Years ago, I knew the war was over when the bombers left the plants with their aluminum skins unpainted. No need to camouflage the Boeings with that European forest green. It was only a matter of time. Hair, too, a matter of time. My hair would grow back. I watched as wave after wave of silver Forts lumbered over, climbed above the sound, the pounding of their engines rattling the bones in my head, my bare neck chilled by the breeze blowing in off the water.

“The hair, it is dead,” Mister Pepe whispered in my ear. This was later when I first came here. He rinsed my hair of color, the tarnished yellow coiling down the drain. He had me peer into a microscope in the back room of his salon. Curling in behind me, he tweezed the knobs on the machine. I saw the shaft of the hair he had plucked from my scalp rip apart then reassemble, watched as my sight dove right through the splitting hair, my vision melting then turning hard.

“There,” I said when it came into view, kinked and barked like a tree limb, blue as ice.

“Let me see,” Mister Pepe said, wedging in to look. “It is damaged, no? The overtreated hair.

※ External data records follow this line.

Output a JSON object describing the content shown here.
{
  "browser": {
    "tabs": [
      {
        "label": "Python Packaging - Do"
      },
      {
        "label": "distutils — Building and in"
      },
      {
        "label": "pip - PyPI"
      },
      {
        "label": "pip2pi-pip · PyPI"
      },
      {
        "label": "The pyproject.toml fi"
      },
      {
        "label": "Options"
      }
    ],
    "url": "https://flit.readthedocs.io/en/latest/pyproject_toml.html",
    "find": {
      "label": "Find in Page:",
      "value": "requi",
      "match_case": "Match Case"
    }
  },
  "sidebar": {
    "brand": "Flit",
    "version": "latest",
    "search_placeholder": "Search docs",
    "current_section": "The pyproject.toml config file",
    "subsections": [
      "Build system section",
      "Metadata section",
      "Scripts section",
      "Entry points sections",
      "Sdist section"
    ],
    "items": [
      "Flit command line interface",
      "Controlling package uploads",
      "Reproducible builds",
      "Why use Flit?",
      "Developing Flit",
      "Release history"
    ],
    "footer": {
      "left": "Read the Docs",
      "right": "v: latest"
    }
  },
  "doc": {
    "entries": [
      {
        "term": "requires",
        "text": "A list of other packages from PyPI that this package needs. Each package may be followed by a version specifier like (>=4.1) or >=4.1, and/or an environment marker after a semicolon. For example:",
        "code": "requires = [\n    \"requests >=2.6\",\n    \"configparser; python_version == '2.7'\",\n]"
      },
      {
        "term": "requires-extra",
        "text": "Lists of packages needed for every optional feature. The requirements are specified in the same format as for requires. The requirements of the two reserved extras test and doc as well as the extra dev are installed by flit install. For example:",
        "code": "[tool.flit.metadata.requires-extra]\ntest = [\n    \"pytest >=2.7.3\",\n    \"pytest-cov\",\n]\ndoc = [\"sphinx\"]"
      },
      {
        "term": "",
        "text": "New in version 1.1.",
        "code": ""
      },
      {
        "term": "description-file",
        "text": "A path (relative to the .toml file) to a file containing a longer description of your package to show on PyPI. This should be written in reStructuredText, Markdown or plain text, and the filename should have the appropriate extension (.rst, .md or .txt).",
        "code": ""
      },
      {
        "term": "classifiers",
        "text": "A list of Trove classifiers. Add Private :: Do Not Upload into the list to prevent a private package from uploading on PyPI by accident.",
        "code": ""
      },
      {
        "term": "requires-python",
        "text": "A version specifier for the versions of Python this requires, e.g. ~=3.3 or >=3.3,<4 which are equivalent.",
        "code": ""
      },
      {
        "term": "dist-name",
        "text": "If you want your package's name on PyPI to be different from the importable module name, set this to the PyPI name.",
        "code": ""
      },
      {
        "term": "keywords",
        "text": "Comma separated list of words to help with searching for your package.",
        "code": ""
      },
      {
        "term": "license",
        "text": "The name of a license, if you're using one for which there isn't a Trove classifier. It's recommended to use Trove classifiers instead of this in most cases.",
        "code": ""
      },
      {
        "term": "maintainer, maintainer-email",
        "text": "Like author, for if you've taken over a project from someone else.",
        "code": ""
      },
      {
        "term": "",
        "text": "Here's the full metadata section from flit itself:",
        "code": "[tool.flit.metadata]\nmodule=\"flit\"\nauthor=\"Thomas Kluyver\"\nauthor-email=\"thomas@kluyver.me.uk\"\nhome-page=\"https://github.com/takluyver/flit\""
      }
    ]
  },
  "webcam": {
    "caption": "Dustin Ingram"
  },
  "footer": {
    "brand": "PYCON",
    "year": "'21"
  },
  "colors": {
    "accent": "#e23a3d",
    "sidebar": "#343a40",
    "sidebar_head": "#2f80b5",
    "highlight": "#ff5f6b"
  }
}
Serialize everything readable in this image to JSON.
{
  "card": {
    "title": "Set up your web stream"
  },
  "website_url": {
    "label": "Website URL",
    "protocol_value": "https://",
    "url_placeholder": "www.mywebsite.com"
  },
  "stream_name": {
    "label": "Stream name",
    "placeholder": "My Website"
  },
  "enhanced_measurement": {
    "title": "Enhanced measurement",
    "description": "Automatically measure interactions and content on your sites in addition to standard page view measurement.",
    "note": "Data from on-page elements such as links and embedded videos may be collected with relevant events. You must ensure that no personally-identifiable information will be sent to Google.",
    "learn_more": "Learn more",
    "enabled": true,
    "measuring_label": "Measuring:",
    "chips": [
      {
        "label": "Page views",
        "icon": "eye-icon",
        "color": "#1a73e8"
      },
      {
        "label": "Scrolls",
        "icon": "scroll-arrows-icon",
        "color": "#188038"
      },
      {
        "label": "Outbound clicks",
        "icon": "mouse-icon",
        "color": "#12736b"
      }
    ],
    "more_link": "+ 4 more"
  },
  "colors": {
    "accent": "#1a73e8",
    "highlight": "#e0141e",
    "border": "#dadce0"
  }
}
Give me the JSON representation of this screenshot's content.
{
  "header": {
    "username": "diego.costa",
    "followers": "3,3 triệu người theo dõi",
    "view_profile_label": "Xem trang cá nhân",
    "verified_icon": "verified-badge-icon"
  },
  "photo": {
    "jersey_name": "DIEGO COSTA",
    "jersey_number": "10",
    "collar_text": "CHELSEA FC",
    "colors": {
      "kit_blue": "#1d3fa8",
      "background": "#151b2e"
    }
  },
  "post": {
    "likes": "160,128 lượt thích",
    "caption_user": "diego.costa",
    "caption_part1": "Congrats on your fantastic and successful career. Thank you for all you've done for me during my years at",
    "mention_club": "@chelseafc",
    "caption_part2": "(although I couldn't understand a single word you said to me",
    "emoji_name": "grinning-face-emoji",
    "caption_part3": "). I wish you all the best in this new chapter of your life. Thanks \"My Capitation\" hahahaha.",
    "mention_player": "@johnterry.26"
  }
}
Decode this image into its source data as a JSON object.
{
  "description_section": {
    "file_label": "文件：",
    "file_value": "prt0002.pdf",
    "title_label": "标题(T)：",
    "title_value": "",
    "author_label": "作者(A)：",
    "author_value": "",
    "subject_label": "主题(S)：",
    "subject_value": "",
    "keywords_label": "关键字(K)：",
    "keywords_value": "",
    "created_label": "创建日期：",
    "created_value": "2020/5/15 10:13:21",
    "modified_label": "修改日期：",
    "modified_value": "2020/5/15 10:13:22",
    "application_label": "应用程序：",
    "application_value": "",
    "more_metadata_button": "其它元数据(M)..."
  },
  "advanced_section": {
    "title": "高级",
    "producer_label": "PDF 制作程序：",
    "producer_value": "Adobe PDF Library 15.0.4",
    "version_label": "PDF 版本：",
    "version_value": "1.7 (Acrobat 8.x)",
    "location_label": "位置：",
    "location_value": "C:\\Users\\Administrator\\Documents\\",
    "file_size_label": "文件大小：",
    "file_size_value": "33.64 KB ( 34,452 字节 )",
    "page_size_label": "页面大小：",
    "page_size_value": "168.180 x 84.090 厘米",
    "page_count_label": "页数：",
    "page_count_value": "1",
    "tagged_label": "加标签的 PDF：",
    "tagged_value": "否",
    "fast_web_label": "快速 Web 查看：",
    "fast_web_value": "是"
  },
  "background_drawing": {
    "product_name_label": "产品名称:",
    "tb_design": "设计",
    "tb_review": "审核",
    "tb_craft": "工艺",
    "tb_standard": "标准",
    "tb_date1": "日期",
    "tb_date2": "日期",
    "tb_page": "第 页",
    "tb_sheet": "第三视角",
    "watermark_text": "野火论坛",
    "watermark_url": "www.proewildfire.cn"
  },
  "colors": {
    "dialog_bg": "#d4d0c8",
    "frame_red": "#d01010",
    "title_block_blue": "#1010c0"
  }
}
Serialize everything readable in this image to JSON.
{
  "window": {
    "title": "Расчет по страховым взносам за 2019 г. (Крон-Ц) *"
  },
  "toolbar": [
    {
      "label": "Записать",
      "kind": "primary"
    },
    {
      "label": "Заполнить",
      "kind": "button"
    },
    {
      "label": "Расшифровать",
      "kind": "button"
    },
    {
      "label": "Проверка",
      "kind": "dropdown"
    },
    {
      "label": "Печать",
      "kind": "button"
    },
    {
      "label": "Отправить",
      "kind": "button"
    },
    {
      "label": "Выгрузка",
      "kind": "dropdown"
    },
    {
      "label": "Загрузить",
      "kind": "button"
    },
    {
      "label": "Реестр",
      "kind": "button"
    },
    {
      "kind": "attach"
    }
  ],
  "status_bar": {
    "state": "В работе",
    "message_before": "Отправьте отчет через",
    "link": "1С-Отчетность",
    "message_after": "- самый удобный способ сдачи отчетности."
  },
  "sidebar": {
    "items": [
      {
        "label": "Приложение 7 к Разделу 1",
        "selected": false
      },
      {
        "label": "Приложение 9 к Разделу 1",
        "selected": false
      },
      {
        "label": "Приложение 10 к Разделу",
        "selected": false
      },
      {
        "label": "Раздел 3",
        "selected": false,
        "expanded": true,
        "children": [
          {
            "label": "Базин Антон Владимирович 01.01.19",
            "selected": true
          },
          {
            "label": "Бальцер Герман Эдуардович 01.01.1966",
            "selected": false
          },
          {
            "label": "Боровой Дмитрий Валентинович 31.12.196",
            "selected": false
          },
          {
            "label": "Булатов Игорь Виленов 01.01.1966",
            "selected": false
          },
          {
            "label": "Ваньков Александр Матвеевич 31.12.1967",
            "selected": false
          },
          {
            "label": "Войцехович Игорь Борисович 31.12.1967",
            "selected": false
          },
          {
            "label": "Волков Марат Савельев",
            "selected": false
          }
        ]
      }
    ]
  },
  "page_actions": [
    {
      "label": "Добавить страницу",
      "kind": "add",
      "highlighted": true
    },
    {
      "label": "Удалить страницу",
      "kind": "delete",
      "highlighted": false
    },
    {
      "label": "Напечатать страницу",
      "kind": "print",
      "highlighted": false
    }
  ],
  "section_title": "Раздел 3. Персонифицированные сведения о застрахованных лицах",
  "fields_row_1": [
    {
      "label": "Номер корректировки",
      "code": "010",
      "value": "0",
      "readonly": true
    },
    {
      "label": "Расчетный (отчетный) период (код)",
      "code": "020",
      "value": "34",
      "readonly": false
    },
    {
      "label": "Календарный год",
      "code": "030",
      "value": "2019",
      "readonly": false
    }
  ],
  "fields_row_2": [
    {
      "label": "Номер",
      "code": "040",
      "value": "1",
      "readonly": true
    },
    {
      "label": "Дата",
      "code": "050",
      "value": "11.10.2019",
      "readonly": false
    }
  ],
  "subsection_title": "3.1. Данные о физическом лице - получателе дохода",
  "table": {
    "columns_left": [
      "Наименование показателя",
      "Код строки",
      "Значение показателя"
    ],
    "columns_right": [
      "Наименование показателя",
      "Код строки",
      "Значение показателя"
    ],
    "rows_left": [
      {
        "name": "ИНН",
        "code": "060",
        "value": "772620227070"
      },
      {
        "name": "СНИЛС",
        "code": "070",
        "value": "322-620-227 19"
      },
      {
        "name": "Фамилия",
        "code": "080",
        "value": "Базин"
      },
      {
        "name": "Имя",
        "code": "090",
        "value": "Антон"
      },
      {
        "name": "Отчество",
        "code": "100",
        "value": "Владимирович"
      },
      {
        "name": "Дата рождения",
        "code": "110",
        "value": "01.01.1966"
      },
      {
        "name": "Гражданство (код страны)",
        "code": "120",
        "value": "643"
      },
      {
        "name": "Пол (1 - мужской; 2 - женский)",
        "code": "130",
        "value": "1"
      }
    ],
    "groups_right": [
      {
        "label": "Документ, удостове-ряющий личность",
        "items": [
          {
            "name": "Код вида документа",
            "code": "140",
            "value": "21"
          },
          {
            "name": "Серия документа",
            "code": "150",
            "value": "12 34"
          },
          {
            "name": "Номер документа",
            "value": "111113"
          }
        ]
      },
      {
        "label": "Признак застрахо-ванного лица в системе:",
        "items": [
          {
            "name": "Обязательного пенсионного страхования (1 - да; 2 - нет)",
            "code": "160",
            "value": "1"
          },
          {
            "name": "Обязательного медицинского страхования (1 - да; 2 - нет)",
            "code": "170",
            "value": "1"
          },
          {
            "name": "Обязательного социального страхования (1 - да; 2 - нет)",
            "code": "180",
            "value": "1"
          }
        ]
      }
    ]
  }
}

The frazzled ends. You need my help, yes?”

And years before that the general had said, “You cannot tell anyone why you cut your hair.” I was a young girl in Seattle. My parents stood in the doorway of our kitchen hugging each other as they watched the WAC snip a few locks. She held them up to the light, then draped the strands across the outstretched arms of a warrant officer. He slid the hair through his fingers, stretched it out straight, and lowered it into a box like the one florists use for long-stemmed roses.

I was a blond, and my hair had never been crimped or permed or ironed. I never knotted it up into braids, only trimmed the fraying. It was naturally straight. I brushed it every night a hundred times and shampooed it with eggs and honey. When I slept, my hair nestled in behind me like another person slipping up against my back as I breathed, a heavy purring weight.

“It’s a secret,” the WAC had said, evening the ends. “Let me look at you.” She held my chin in her palm, her fingers squeezing my cheeks. “You look all grown up now. Not a word until the war is over. Tell people it was too much bother, a waste of water washing it.” She plucked one single strand that clung to my sleeve as if she were pulling a stitch through me. She pulled until the other end swung free, and then she placed it with the rest in the box.

And only last week with my hair all done up, I was flying. From the air, the Rockies looked flattened down. The way the shadows fell fooled me into thinking the peaks were really craters. Then the clouds piled up below, and the jet climbed to evade the weather. The Air Force had bought the seat next to me for the bomb sight. It was in its crate sitting there.

The cadets in Colorado had given it to me. An honor guard had marched across a checkerboard courtyard. And now it is home on the coffee table with the magazines, a conversation piece. It looks as if it should be potted with some viny plant, its tendrils hooking on to the knobs and buttons. Flying home after the ceremony, I wrestled it out of the box and plunked it down on my lap. It had the heft of a head, a lover gazing up at me and me stroking his hair. I leaned forward, lowering myself to the cold metal. It smelled of oil and polish. I squinted through the lens as the plane bumped beneath me, riding the turbulence over the mountains. There was just enough light, a white dime-sized hole of light. I saw the crosshairs, crisp and sharp, my dead hair, half a century old, sandwiched between the glass deep within the machine. Outside the clouds broke apart, and in the Great Basin, the lights of each tiny city lit up as the sunset fell on each of them.

And now, I have been staring at this Redbook spread on my lap, and my eyes won’t see the words. The dryers want to lull me to sleep. From up here, the letters on the page look like the ruined walls of buildings, remains of burned foundations, blocks of pitted houses, alleyways that lead to nowhere. I follow the footprints of bombs. I was reading about hair, about its history, about its chemistry, about how we know more about it now than ever before. Below me, the words explode as I read them. One after the other. There is the roar in my ears. I sit here waiting. Soon it will be my turn again.